The results show that it is possible to predict with very high performance the risk of neonatal mortality using data routinely collected in the largest city of the Americas. The use of a smaller number of variables (the five minimum perinatal indicators) decreased the predictive performance (a decrease of 6.8% of the AUC, from 0.971 to 0.905), but the results still remained high. With the addition of only three more variables (1st and 5th minute Apgar, and presence of congenital anomaly), it was possible to achieve the same predictive performance as using the 23 variables available from the Brazilian birth records.

There is a growing concern that recent machine learning breakthroughs are not executable at the frontlines of clinical practice, as most healthcare organizations do not have the infrastructure to collect the variables needed to train the algorithms [13]. Our study tackles this limitation by using only routine data collected by the health system.
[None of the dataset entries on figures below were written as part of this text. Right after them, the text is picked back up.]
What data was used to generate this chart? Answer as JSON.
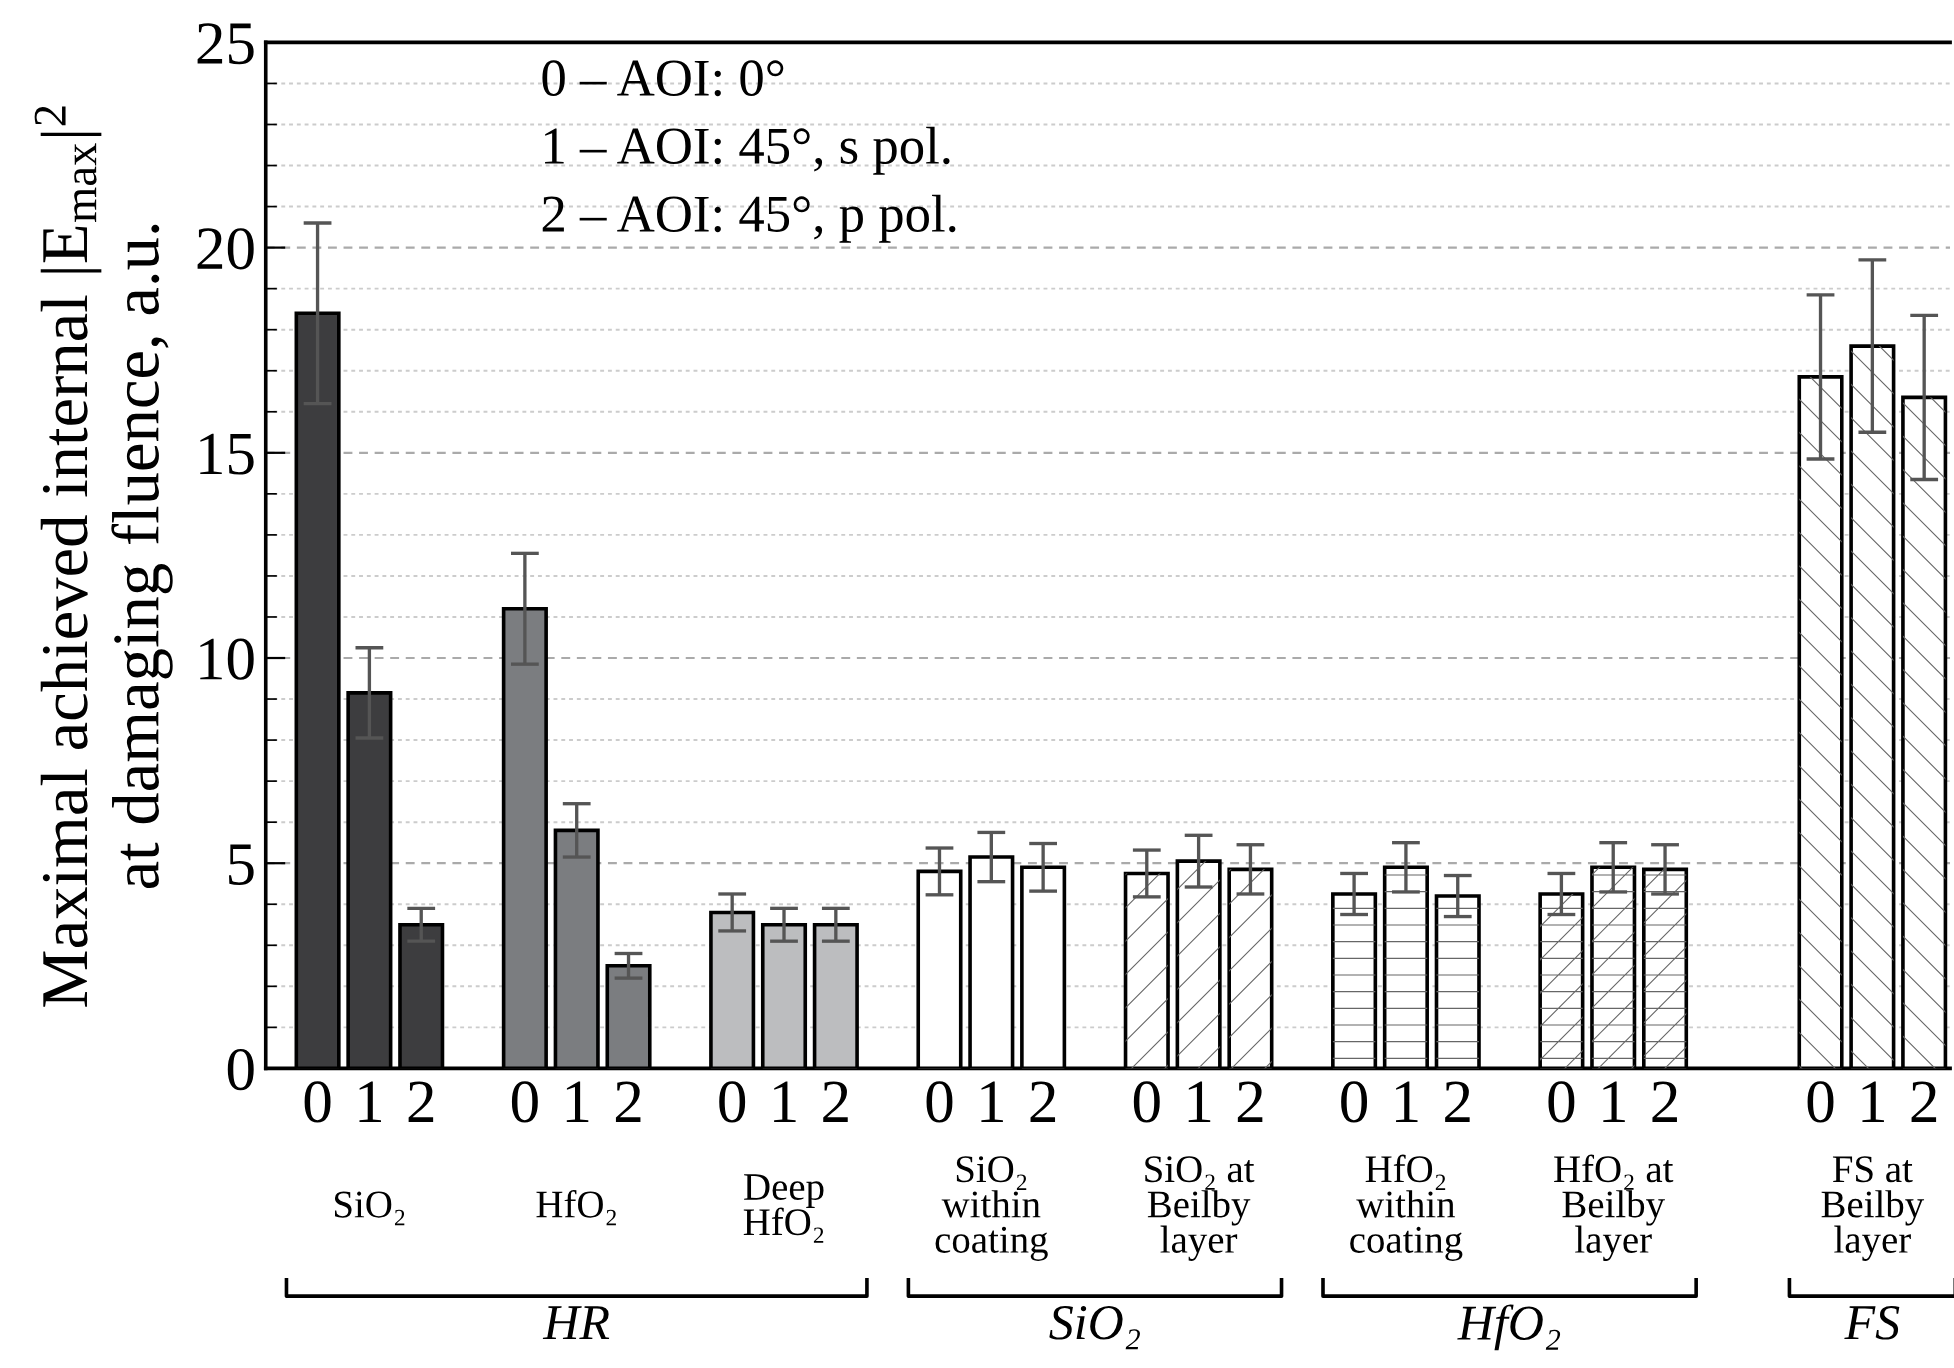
{
  "chart_data": {
    "type": "bar",
    "ylabel": "Maximal achieved internal |E$_{max}$|$^{2}$\nat damaging fluence, a.u.",
    "categories": [
      "0",
      "1",
      "2",
      null,
      "0",
      "1",
      "2",
      null,
      "0",
      "1",
      "2",
      null,
      "0",
      "1",
      "2",
      null,
      "0",
      "1",
      "2",
      null,
      "0",
      "1",
      "2",
      null,
      "0",
      "1",
      "2",
      null,
      null,
      "0",
      "1",
      "2"
    ],
    "values": [
      18.4,
      9.15,
      3.5,
      null,
      11.2,
      5.8,
      2.5,
      null,
      3.8,
      3.5,
      3.5,
      null,
      4.8,
      5.15,
      4.9,
      null,
      4.75,
      5.05,
      4.85,
      null,
      4.25,
      4.9,
      4.2,
      null,
      4.25,
      4.9,
      4.85,
      null,
      null,
      16.85,
      17.6,
      16.35
    ],
    "errors": [
      2.2,
      1.1,
      0.4,
      null,
      1.35,
      0.65,
      0.3,
      null,
      0.45,
      0.4,
      0.4,
      null,
      0.57,
      0.6,
      0.58,
      null,
      0.57,
      0.63,
      0.6,
      null,
      0.5,
      0.6,
      0.5,
      null,
      0.5,
      0.6,
      0.6,
      null,
      null,
      2.0,
      2.1,
      2.0
    ],
    "colors": [
      "#3d3d3f",
      "#3d3d3f",
      "#3d3d3f",
      null,
      "#7b7d80",
      "#7b7d80",
      "#7b7d80",
      null,
      "#bcbdbf",
      "#bcbdbf",
      "#bcbdbf",
      null,
      "#ffffff",
      "#ffffff",
      "#ffffff",
      null,
      "#ffffff",
      "#ffffff",
      "#ffffff",
      null,
      "#ffffff",
      "#ffffff",
      "#ffffff",
      null,
      "#ffffff",
      "#ffffff",
      "#ffffff",
      null,
      null,
      "#ffffff",
      "#ffffff",
      "#ffffff"
    ],
    "ylim": [
      0,
      25
    ],
    "yticks": [
      0,
      5,
      10,
      15,
      20,
      25
    ],
    "grid": "y",
    "annotations": [
      "0 – AOI: 0°\n1 – AOI: 45°, s pol.\n2 – AOI: 45°, p pol.",
      "SiO₂",
      "HfO₂",
      "Deep\nHfO₂",
      "SiO₂\nwithin\ncoating",
      "SiO₂ at\nBeilby\nlayer",
      "HfO₂\nwithin\ncoating",
      "HfO₂ at\nBeilby\nlayer",
      "FS at\nBeilby\nlayer",
      "HR",
      "SiO₂",
      "HfO₂",
      "FS"
    ]
  }
}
Despite the very high socioeconomic inequality in the city of São Paulo [14], 99.8% of all births have a birth record, and its reliability rate is considered to be very high [8]. In addition, the fact that we used data from the last year of the study (2017–2018) to test the performance of the algorithms, instead of using data drawn from the same period for training and testing, as is often the case in machine learning studies, helps to simulate its real predictive performance.

Another area of growing interest in the machine learning literature is testing the fairness of the algorithms, especially regarding classification parity, i.e. ensuring that predictive performance measures are similar across groups with vulnerable attributes [15]. Previous studies show that machine learning algorithms can be biased towards privileged groups especially due to the higher quality of data collection and the availability of more examples to guide the learning process [16]. Our analysis found that despite a slightly better result for some of the privileged groups, the specific performance for vulnerable groups were well within the margin of error.
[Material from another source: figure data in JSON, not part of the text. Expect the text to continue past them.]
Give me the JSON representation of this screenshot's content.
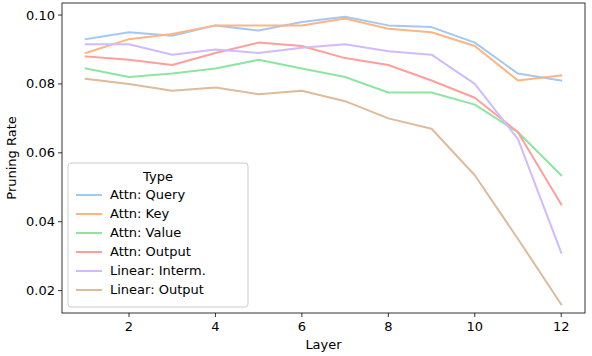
{
  "chart_data": {
    "type": "line",
    "x_label": "Layer",
    "y_label": "Pruning Rate",
    "legend_title": "Type",
    "legend": "lower left",
    "grid": false,
    "x": [
      1,
      2,
      3,
      4,
      5,
      6,
      7,
      8,
      9,
      10,
      11,
      12
    ],
    "xlim": [
      0.45,
      12.55
    ],
    "xticks": [
      2,
      4,
      6,
      8,
      10,
      12
    ],
    "ylim": [
      0.0135,
      0.1035
    ],
    "yticks": [
      0.02,
      0.04,
      0.06,
      0.08,
      {
        "value": 0.1,
        "label": "0.10"
      }
    ],
    "series": [
      {
        "name": "Attn: Query",
        "color": "#a1c9f4",
        "values": [
          0.093,
          0.095,
          0.094,
          0.097,
          0.0955,
          0.098,
          0.0995,
          0.097,
          0.0965,
          0.092,
          0.083,
          0.081
        ]
      },
      {
        "name": "Attn: Key",
        "color": "#ffb482",
        "values": [
          0.089,
          0.093,
          0.0945,
          0.097,
          0.097,
          0.097,
          0.099,
          0.096,
          0.095,
          0.091,
          0.081,
          0.0825
        ]
      },
      {
        "name": "Attn: Value",
        "color": "#8de5a1",
        "values": [
          0.0845,
          0.082,
          0.083,
          0.0845,
          0.087,
          0.0845,
          0.082,
          0.0775,
          0.0775,
          0.074,
          0.066,
          0.0535
        ]
      },
      {
        "name": "Attn: Output",
        "color": "#ff9f9b",
        "values": [
          0.088,
          0.087,
          0.0855,
          0.089,
          0.092,
          0.091,
          0.0875,
          0.0855,
          0.081,
          0.076,
          0.066,
          0.045
        ]
      },
      {
        "name": "Linear: Interm.",
        "color": "#d0bbff",
        "values": [
          0.0915,
          0.0915,
          0.0885,
          0.09,
          0.089,
          0.0905,
          0.0915,
          0.0895,
          0.0885,
          0.08,
          0.064,
          0.031
        ]
      },
      {
        "name": "Linear: Output",
        "color": "#debb9b",
        "values": [
          0.0815,
          0.08,
          0.078,
          0.079,
          0.077,
          0.078,
          0.075,
          0.07,
          0.067,
          0.0535,
          0.035,
          0.016
        ]
      }
    ]
  }
}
An important future challenge for the practical application of machine learning in routinely collected data will be to define whether risk scores will be provided for all cases, or only for the highest risk patients in order to mitigate alert fatigue [17, 18]. Our study provides promising results for both possibilities. Due to the imbalanced nature of the dataset, low calibration could have been an issue but we found that the predicted risk was close to the real percentage of cases throughout the entire distribution. We also tried to mitigate this issue by analyzing the 5% births with the highest predicted risk of neonatal death and found that it included more than 90% of the actual neonatal deaths.

It is not clear that algorithms trained for São Paulo will have the same predictive performance for other cities, but we have no particular reason to think that this is a characteristic of only São Paulo. An important scientific challenge for the next years in machine learning for healthcare will be to test whether the same algorithm developed for one city or country would have similar performance in other areas, or if it is necessary to develop a new algorithm even in the case where there is less available data for training [19].

The availability of enough predictive variables is another challenge for the application of these algorithms, especially in developing countries [20]. However, our analyses show that despite the initial decrease of predictive performance when using only WHO’s five perinatal indicators, the addition of just three variables increases the performance to the same level as using the 23 variables originally available from the Brazilian birth records.

Humans face their lifetime highest risk of dying in the first month of life, with a global neonatal rate of 18 deaths per 1000 live births [3]. Identifying newborns with a high mortality risk can be the first step towards adopting targeted interventions to prevent its occurrence. Our study shows that popular machine learning algorithms are able to identify the neonatal mortality risk of newborns with a very high predictive performance using only routinely collected data.